Si 2018 n'a pas permis d'amorcer, de manière massive, cette augmentation, on peut cependant penser que l'année 2019 sera meilleure. Un tel calendrier me convient, puisque nous devons augmenter la part bilatérale, nous améliorons nos procédures et nos méthodes de manière à forger un outil bilatéral plus puissant qui pourra générer des flux d'APD supplémentaires à compter de 2019 et pour les années qui viennent. Evidemment, il nous faudra disposer de volumes d'autorisation d'engagement placés tôt dans la trajectoire, afin d'assurer leur décaissement le plus rapidement possible et de conduire plus de projets qu'aujourd'hui. Le Ministre travaille très activement à définir cette trajectoire, avec l'ensemble des administrations et l'Agence.

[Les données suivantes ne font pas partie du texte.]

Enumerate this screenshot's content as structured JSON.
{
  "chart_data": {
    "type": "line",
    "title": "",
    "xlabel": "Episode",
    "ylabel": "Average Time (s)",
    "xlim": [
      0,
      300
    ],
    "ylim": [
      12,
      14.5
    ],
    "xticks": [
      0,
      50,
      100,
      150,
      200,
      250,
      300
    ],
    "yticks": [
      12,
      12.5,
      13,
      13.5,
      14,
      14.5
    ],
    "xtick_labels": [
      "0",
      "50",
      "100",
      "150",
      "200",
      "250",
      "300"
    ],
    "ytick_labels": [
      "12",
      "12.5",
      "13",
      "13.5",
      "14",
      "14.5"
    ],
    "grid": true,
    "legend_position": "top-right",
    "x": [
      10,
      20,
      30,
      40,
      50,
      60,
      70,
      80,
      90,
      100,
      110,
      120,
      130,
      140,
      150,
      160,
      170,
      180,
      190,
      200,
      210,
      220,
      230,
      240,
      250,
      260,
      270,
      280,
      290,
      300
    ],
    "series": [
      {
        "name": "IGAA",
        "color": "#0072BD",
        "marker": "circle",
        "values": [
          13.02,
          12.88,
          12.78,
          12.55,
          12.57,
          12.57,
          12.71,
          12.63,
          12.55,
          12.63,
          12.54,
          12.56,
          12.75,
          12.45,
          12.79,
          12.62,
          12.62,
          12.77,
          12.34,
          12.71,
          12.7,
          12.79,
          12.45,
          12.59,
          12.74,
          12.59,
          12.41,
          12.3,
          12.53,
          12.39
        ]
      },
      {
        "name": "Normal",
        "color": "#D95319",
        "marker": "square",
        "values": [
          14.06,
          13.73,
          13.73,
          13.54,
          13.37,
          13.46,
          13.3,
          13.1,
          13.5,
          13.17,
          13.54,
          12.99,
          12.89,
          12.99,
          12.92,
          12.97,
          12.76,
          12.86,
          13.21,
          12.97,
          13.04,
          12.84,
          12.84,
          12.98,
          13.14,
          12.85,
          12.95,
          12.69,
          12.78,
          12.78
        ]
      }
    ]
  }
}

Mon second message consiste à vous dire qu'avec ces moyens budgétaires, nous mettons en oeuvre très résolument le projet stratégique que je vous avais présenté. Nous souhaitons que l'AFD devienne plus grande et plus partenariale, tout en étant plus agile et innovante. Avec une augmentation annuelle d'un milliard d'euros de nos engagements, ceux-ci devraient, à la fin de cette année, dépasser la barre des 10 milliards d'euros. Nous sommes bien sur le chemin qui avait été tracé pour atteindre la cible de 13 milliards d'euros de financement par an, à horizon 2020. Dans cette croissance, nous cherchons à garder notre signature : la moitié de notre activité concerne l'Afrique, la lutte contre le réchauffement climatique, la francophonie et l'égalité entre les femmes et les hommes. En outre, nos activités sont conduites, pour moitié, avec des entités non souveraines, comme les entreprises, les collectivités territoriales ou encore la société civile, sans demander la garantie de l'Etat. Cette démarche est indispensable dans des pays qui reviennent à des zones d'endettement public.
Le Premier ministre a annoncé la convocation d'un prochain CICID le 5 février prochain, qui sera une échéance très importante pour l'Agence. Les travaux que nous conduisons actuellement, dans le cadre du contrat d'objectifs et de moyens, sur lequel vous serez appelés à donner un avis, ainsi que notre nouveau plan stratégique, sont conduits dans la perspective de leur approbation avant leur communication au public, en février prochain.
S'agissant des partenariats, mon projet est d'insérer l'Agence davantage dans la vie de notre pays. C'est la raison pour laquelle je considère que le rapprochement avec la Caisse des dépôts et des consignations, avec laquelle nous avons signé une charte d'alliance, me paraît idoine. Nous faisons le même métier, dans des territoires différents, et avons énormément à gagner de ce rapprochement. Depuis décembre dernier, date de la signature de notre charte d'alliance, nous avons aligné nos stratégies autour de la notion de transition, qu'elle soit démographique, sociale, territoriale, énergétique, écologique, numérique et technologique. L'AFD suit les mêmes lignes stratégiques dans ce domaine que le groupe Caisse des dépôts. Nous avons ajouté une cinquième transition politique et citoyenne, en raison de notre expérience dans des pays à la situation plus précaire avec lesquels la Caisse des dépôts n'est pas vouée à travailler. Nous avons engagé les mouvements d'échanges de personnels pour que nos experts puissent bénéficier d'une expérience à la fois nationale et internationale ; ces mouvements concernent près d'une dizaine de personnels, soit beaucoup plus que durant les précédentes années.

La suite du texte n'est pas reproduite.